One of the respondants wrote a three-page essay and stapled it onto the back in answer to that section. They did not mention bus service. They did give a moving description of the life of terror they'd lived ever since moving into a house that backed onto a golf-course. They used phrases like, "missiles of doom," and spoke of living in constant fear of them or their children being brained by a flying golf ball. They were outraged, and eloquently and colourfully so.

I have to admit that I passed it around to all the police and city staff to read. We all had a good laugh and agreed that they were a bunch of nutcases who should have thought a little before buying a house the backed onto the golf course. I then sat down at my computer, scrolled to "Did they mention wanting bus service?", entered, "No," and tossed the whole thing in the circular file.

You know, I guess one likes to think of government as being more sympathetic, but ultimately there seem to be *some* limits.

(no subject)

Date: 2005-06-28 12:35 am (UTC)
From: [identity profile] the-siobhan.livejournal.com
That's a great story. :-)

(no subject)

Date: 2005-06-28 12:36 am (UTC)
the_axel: (Default)
From: [personal profile] the_axel
What Lee is talking about is the equivalent of people buying property at Richmond & Peter and then getting the Joker shut down 'cos it's noisy.

Do you really believe that is reasonable?

Re: People's stupidity never fails to amuse me

Date: 2005-06-28 01:42 am (UTC)
From: [identity profile] the-siobhan.livejournal.com
There was somebody keeping chickens in my old (traditional Italian and Portuguese) neighbhourhood. I'd hear crowing on occasion. And once spotted a tiny elderly woman wringing the neck of what was obviously going to be Sunday dinner.

(no subject)

Date: 2005-06-28 04:01 pm (UTC)
From: [identity profile] siani-hedgehog.livejournal.com
how noisy is the Joker? i've never been there. is it so noisy as to prevent sleep inside a nearby house between 11pm and 7am?

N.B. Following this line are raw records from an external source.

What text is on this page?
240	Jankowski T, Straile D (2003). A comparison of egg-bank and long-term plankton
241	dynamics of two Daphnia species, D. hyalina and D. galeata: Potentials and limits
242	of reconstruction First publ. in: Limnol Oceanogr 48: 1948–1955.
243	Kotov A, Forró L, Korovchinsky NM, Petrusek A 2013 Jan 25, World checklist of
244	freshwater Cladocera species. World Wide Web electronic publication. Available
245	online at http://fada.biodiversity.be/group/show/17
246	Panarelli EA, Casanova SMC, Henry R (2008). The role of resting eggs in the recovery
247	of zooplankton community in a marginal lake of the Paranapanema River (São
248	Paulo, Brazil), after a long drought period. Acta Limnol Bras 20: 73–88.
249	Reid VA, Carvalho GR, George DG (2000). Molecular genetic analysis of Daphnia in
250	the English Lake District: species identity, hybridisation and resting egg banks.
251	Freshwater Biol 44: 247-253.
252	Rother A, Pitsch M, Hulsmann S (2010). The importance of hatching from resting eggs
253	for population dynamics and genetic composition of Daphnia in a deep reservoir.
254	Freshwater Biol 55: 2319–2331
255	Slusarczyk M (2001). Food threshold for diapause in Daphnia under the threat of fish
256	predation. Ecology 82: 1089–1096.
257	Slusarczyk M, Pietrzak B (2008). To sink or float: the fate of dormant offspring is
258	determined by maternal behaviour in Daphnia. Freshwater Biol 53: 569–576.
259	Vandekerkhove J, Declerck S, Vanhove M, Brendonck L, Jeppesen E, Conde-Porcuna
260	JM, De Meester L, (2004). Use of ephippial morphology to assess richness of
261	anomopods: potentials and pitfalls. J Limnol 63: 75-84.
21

really, there are guidelines for noise. they make allowances for occasional noise (ie, occasional live performances in a venue not usually used for them), and there are times during which almost any level of noise is allowable. and even a very loud performance is not a nuisance if it's in a building with some limited soundproofing (ie, anything other than a single sheet of plywood), and the doors and windows are closed. honestly, we have a club at the end of the road that caused really severe problems for a while. they now keep their back door shut, and there is no more problem. there is not enough space in any city to have large areas of the inner city uninhabitable, and the noise guidelines are not unduly strict. and it's not by any means impossible to run a club while adhering to them. i've had a wee look at the well known clubs which have shut down recently, and it occurs to me that they were all worth more as real estate than businesses. do you *really* think that they are driven out of business solely by people complaining about noise?

i'm actually on the side of the people who live near the golf course, too. the balls would be dangerous even if there were no house there - they could as easily hit a cow on the head. the golf course has no god-given right to send projectiles out all around its property. that's like saying that if you're neighbours son throws a baseball through your window he shouldn't pay for the glass, since he threw the ball from his own yard. i think they're just being arseholes about the tall fence, mind. and the people with the farmer with the bird scarers - our friend Joel says the bangers are totally useless for keeping birds away, and he just uses them for fun, and occasionally to drive out a problem tenant. there have been plenty of cases of people in rural areas complaining about smells from fertiliser and such, and plenty of them have been told to suck it up - it's only a few weeks a year.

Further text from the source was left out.